In the early 1900s, Spokane was home to transient men, 50,000 at one point, who were here for mining, farming, logging and railroad jobs. They had money to spend. They were lonely. So they drank in Trent Alley, a 10-block area in downtown Spokane with dozens of saloons. Drunken men ended up in the streets, retching out their excess.

Appalled women, church leaders and teetotaling men worked toward a total alcohol ban. Their campaigns, as well as the “scientific temperance curriculum” in schools, led to Washington state passing Prohibition in 1916, four years before the entire nation went dry.

• Law-abiding citizens bootlegged and moonshined.

Unlike in the East, where mobsters took over the bootlegging business, most of the Inland Northwest folks involved in illegal liquor activities had never broken the law before. Eventually, police officers and elected officials joined in, too.

Albert Commellini, an Italian immigrant who owned an import store, a club and a restaurant north of Spokane, was a major supplier to area moonshiners. He ordered tons of sugar (needed for homebrew) under the guise of selling it in his store.

• Drinkers got their booze creatively.

Ice cream parlors and soda pop parlors secretly dispensed alcohol, too. A woman who lived near Downriver Golf Course put beer in tomato juice cans and sold them to golfers.

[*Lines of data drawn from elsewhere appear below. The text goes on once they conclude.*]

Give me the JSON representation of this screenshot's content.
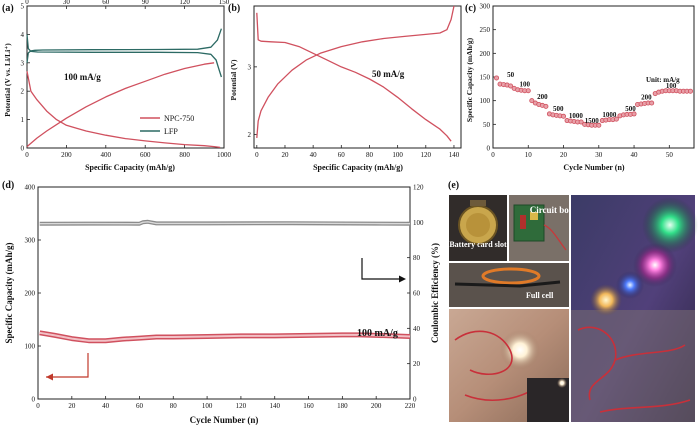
{
  "panels": {
    "a": "(a)",
    "b": "(b)",
    "c": "(c)",
    "d": "(d)",
    "e": "(e)"
  },
  "colors": {
    "red": "#d0515f",
    "teal": "#2c6a64",
    "gray": "#8c8c8c",
    "arrow": "#c0392b"
  },
  "chart_data": [
    {
      "id": "a",
      "type": "line",
      "xlabel": "Specific Capacity  (mAh/g)",
      "ylabel": "Potential (V vs. Li/Li⁺)",
      "xlim": [
        0,
        1000
      ],
      "ylim": [
        0,
        5
      ],
      "xticks": [
        "0",
        "200",
        "400",
        "600",
        "800",
        "1000"
      ],
      "top_xlim": [
        0,
        150
      ],
      "top_xticks": [
        "0",
        "30",
        "60",
        "90",
        "120",
        "150"
      ],
      "yticks": [
        "0",
        "1",
        "2",
        "3",
        "4",
        "5"
      ],
      "annotation": "100 mA/g",
      "legend": [
        "NPC-750",
        "LFP"
      ],
      "series": [
        {
          "name": "NPC-750 discharge",
          "color": "red",
          "x": [
            0,
            20,
            50,
            100,
            150,
            200,
            300,
            400,
            500,
            600,
            700,
            800,
            900,
            950,
            980
          ],
          "y": [
            2.7,
            2.0,
            1.7,
            1.3,
            1.0,
            0.8,
            0.6,
            0.45,
            0.33,
            0.25,
            0.18,
            0.12,
            0.08,
            0.05,
            0.02
          ]
        },
        {
          "name": "NPC-750 charge",
          "color": "red",
          "x": [
            0,
            50,
            100,
            200,
            300,
            400,
            500,
            600,
            700,
            800,
            900,
            950
          ],
          "y": [
            0.05,
            0.35,
            0.6,
            1.05,
            1.45,
            1.8,
            2.1,
            2.35,
            2.6,
            2.8,
            2.95,
            3.0
          ]
        },
        {
          "name": "LFP charge",
          "color": "teal",
          "x": [
            0,
            1,
            3,
            6,
            12,
            50,
            100,
            130,
            140,
            145,
            148
          ],
          "y": [
            3.0,
            3.35,
            3.42,
            3.44,
            3.45,
            3.46,
            3.47,
            3.48,
            3.55,
            3.8,
            4.2
          ]
        },
        {
          "name": "LFP discharge",
          "color": "teal",
          "x": [
            0,
            1,
            3,
            8,
            50,
            100,
            130,
            140,
            144,
            146,
            148
          ],
          "y": [
            4.0,
            3.5,
            3.4,
            3.38,
            3.37,
            3.37,
            3.36,
            3.3,
            3.1,
            2.8,
            2.5
          ]
        }
      ]
    },
    {
      "id": "b",
      "type": "line",
      "xlabel": "Specific Capacity  (mAh/g)",
      "ylabel": "Potential (V)",
      "xlim": [
        -2,
        145
      ],
      "ylim": [
        1.8,
        3.9
      ],
      "xticks": [
        "0",
        "20",
        "40",
        "60",
        "80",
        "100",
        "120",
        "140"
      ],
      "yticks": [
        "2",
        "3"
      ],
      "annotation": "50 mA/g",
      "series": [
        {
          "name": "discharge",
          "color": "red",
          "x": [
            0,
            1,
            3,
            10,
            20,
            30,
            40,
            50,
            60,
            70,
            80,
            90,
            100,
            110,
            120,
            130,
            135,
            138
          ],
          "y": [
            3.8,
            3.4,
            3.38,
            3.37,
            3.36,
            3.3,
            3.2,
            3.1,
            3.0,
            2.92,
            2.82,
            2.7,
            2.55,
            2.38,
            2.22,
            2.08,
            1.98,
            1.9
          ]
        },
        {
          "name": "charge",
          "color": "red",
          "x": [
            0,
            1,
            3,
            8,
            15,
            25,
            35,
            45,
            60,
            75,
            90,
            105,
            120,
            130,
            135,
            138,
            140
          ],
          "y": [
            1.95,
            2.2,
            2.35,
            2.55,
            2.75,
            2.95,
            3.1,
            3.2,
            3.3,
            3.37,
            3.42,
            3.45,
            3.48,
            3.5,
            3.55,
            3.7,
            3.9
          ]
        }
      ]
    },
    {
      "id": "c",
      "type": "scatter",
      "xlabel": "Cycle Number (n)",
      "ylabel": "Specific Capacity (mAh/g)",
      "xlim": [
        0,
        57
      ],
      "ylim": [
        0,
        300
      ],
      "xticks": [
        "0",
        "10",
        "20",
        "30",
        "40",
        "50"
      ],
      "yticks": [
        "0",
        "50",
        "100",
        "150",
        "200",
        "250",
        "300"
      ],
      "unit_note": "Unit: mA/g",
      "groups": [
        {
          "rate": "50",
          "x": [
            1,
            2,
            3,
            4,
            5
          ],
          "y": [
            148,
            135,
            134,
            133,
            131
          ]
        },
        {
          "rate": "100",
          "x": [
            6,
            7,
            8,
            9,
            10
          ],
          "y": [
            126,
            123,
            122,
            121,
            121
          ]
        },
        {
          "rate": "200",
          "x": [
            11,
            12,
            13,
            14,
            15
          ],
          "y": [
            100,
            95,
            92,
            90,
            88
          ]
        },
        {
          "rate": "500",
          "x": [
            16,
            17,
            18,
            19,
            20
          ],
          "y": [
            72,
            70,
            69,
            68,
            67
          ]
        },
        {
          "rate": "1000",
          "x": [
            21,
            22,
            23,
            24,
            25
          ],
          "y": [
            58,
            57,
            56,
            55,
            55
          ]
        },
        {
          "rate": "1500",
          "x": [
            26,
            27,
            28,
            29,
            30
          ],
          "y": [
            50,
            49,
            48,
            48,
            48
          ]
        },
        {
          "rate": "1000",
          "x": [
            31,
            32,
            33,
            34,
            35
          ],
          "y": [
            58,
            59,
            60,
            60,
            61
          ]
        },
        {
          "rate": "500",
          "x": [
            36,
            37,
            38,
            39,
            40
          ],
          "y": [
            68,
            70,
            71,
            71,
            72
          ]
        },
        {
          "rate": "200",
          "x": [
            41,
            42,
            43,
            44,
            45
          ],
          "y": [
            92,
            93,
            94,
            95,
            95
          ]
        },
        {
          "rate": "100",
          "x": [
            46,
            47,
            48,
            49,
            50,
            51,
            52,
            53,
            54,
            55,
            56
          ],
          "y": [
            115,
            118,
            120,
            121,
            121,
            121,
            121,
            120,
            120,
            120,
            120
          ]
        }
      ],
      "labels": [
        {
          "text": "50",
          "x": 5,
          "y": 150
        },
        {
          "text": "100",
          "x": 9,
          "y": 130
        },
        {
          "text": "200",
          "x": 14,
          "y": 104
        },
        {
          "text": "500",
          "x": 18.5,
          "y": 78
        },
        {
          "text": "1000",
          "x": 23.5,
          "y": 63
        },
        {
          "text": "1500",
          "x": 28,
          "y": 53
        },
        {
          "text": "1000",
          "x": 33,
          "y": 65
        },
        {
          "text": "500",
          "x": 39,
          "y": 78
        },
        {
          "text": "200",
          "x": 43.5,
          "y": 102
        },
        {
          "text": "100",
          "x": 50.5,
          "y": 127
        }
      ]
    },
    {
      "id": "d",
      "type": "line",
      "xlabel": "Cycle Number (n)",
      "ylabel": "Specific Capacity (mAh/g)",
      "y2label": "Coulombic Efficiency (%)",
      "xlim": [
        0,
        220
      ],
      "ylim": [
        0,
        400
      ],
      "y2lim": [
        0,
        120
      ],
      "xticks": [
        "0",
        "20",
        "40",
        "60",
        "80",
        "100",
        "120",
        "140",
        "160",
        "180",
        "200",
        "220"
      ],
      "yticks": [
        "0",
        "100",
        "200",
        "300",
        "400"
      ],
      "y2ticks": [
        "0",
        "20",
        "40",
        "60",
        "80",
        "100",
        "120"
      ],
      "annotation": "100 mA/g",
      "series": [
        {
          "name": "Capacity",
          "color": "red",
          "axis": "left",
          "x": [
            1,
            10,
            20,
            30,
            40,
            50,
            60,
            70,
            80,
            100,
            120,
            140,
            160,
            180,
            190,
            200,
            210,
            220
          ],
          "y": [
            125,
            120,
            114,
            110,
            110,
            113,
            115,
            117,
            117,
            118,
            119,
            119,
            120,
            121,
            121,
            120,
            119,
            118
          ]
        },
        {
          "name": "Coulombic Efficiency",
          "color": "gray",
          "axis": "right",
          "x": [
            1,
            30,
            60,
            62,
            65,
            70,
            100,
            150,
            200,
            220
          ],
          "y": [
            99.2,
            99.3,
            99.2,
            100,
            100.3,
            99.4,
            99.4,
            99.5,
            99.3,
            99.2
          ]
        }
      ]
    }
  ],
  "photos": {
    "battery_label": "Battery card slot",
    "circuit_label": "Circuit board",
    "fullcell_label": "Full cell"
  }
}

• Canada was a very friendly neighbor.

Alcohol wasn’t illegal in British Columbia, so Inland Northwest smugglers transported Canadian liquor across the border in cars, boats and small planes.

Tourism to Canada from here exploded. In 1924 alone, $40 million in tourism money filled city coffers in Vancouver, B.C.

• Why Prohibition ended.

Money, mostly. By the 1930s, the Depression hit. People needed jobs, and government needed money. Legal alcohol sales could generate both and so Prohibition was repealed in 1933.